While Compliance Philosophy puts it in sharper focus, the focus on attitude is not new. Not long after I got my private pilot certificate (but long before I started working for the FAA), I toured the tower of a major airport with friends from the Ninety-Nines (International Organization of Women Pilots). Like many new and, likely, more than a few not-so-new pilots, I was very intimidated by those scary faceless people on the other side of the microphone. I just knew they were eagerly waiting to pounce on any and every mistake I might unwittingly make with my hard-earned license to learn. So I was both surprised and reassured by the tower chief’s response to a fellow Ninety-Nine’s question about how ATC handles such events. (And no, I didn’t plant the question.)

“We’re not out to get you,” he stated. “Among other things, why would we want to do all the paperwork without a really good reason?” The tower chief went on to say that unless the pilot’s mistake —“deviation” is the official term — is one that requires official ATC action, controllers much prefer to correct problems by talking to the pilot and ensuring that he or she understands how to avoid repeating the mistake. It ends then and there, he observed, unless the pilot “cops an attitude.” In that case, ATC will quickly forget its aversion to paperwork and take a much less friendly approach to ensuring compliance with the rules.

A Sustainable Fix

I got a personal demonstration of this principle a couple of years later. On a trip from home base to Elizabeth City, N.C. (KECG), ATC kept me high a lot longer than I had anticipated, and it was a bit of a challenge to get the airplane from 7,000 MSL to the 1,511 MSL traffic pattern altitude in the remaining distance. The tower controller assigned Runway 10 for landing, which would have put me on a left base entry. For whatever reason, though, I “heard” him tell me to expect Runway 1. I suspect it had something to do with the ongoing descent and configuration flurry, and I remember thinking that Runway 1 was perfect because a downwind to Runway 1 gave me a little more time to get the airplane (and myself ) ready.
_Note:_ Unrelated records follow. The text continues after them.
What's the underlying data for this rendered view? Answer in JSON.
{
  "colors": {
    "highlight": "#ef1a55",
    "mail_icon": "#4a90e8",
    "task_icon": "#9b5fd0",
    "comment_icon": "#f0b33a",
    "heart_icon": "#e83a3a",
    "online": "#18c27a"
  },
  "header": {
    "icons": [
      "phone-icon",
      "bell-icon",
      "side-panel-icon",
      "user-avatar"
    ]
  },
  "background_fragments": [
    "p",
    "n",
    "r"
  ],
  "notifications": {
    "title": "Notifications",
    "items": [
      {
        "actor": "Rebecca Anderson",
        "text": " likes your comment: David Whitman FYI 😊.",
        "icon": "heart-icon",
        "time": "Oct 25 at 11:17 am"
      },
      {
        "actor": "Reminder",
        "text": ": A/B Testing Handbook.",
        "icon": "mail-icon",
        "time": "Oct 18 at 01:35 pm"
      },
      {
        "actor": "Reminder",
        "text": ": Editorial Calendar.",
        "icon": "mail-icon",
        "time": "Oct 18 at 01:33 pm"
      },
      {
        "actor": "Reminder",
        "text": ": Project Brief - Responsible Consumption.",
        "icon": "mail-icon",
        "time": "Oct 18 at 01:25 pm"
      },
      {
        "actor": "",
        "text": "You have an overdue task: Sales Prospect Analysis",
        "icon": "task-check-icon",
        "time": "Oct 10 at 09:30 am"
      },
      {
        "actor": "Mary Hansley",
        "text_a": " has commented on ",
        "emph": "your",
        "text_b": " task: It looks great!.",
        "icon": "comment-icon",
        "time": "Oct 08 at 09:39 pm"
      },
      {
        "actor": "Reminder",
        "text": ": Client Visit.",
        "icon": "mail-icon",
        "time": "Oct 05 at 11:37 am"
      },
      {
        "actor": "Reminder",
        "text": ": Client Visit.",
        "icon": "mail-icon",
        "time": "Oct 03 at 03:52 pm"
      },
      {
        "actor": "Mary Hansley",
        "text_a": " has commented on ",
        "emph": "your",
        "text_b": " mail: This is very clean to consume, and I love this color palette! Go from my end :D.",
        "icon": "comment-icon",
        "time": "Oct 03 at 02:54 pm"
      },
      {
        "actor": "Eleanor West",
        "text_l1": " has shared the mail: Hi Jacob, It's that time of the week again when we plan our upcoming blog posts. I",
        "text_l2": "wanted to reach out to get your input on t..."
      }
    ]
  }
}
I nailed the traffic pattern altitude just as I entered the downwind for Runway 1, and I was breathing a satisfied sigh of relief when a little voice in my head clued me in to the earlier “mishearing.”

Right about the time my thumb went for the push-to-talk switch to clarify, the tower controller called to ask if I realized my clearance had been for Runway 10. I immediately and humbly confessed, offering to go around and set up for the correct runway. “That’s okay,” came the response. “No conflicting traffic, so cleared to land Runway 1. That happens sometimes around here; just be more careful next time.” I did file an Aviation Safety Reporting System report (aka “NASA report”) both as “insurance” and to help other pilots learn from my lapse.

I’ve never forgotten the lesson and, thanks to the addition of a disciplined write-it-down procedure, I’ve never even come close to repeating the mistake. It also strikes me as a good example of meeting the core goal of the Compliance Philosophy’s approach: find the problem, and use the right tools to fix it in a way that keeps it from happening again. I’m glad to see this new development, and I hope you are as well.

Susan Parson is editor of FAA Safety Briefing. She is an active general aviation pilot and flight instructor.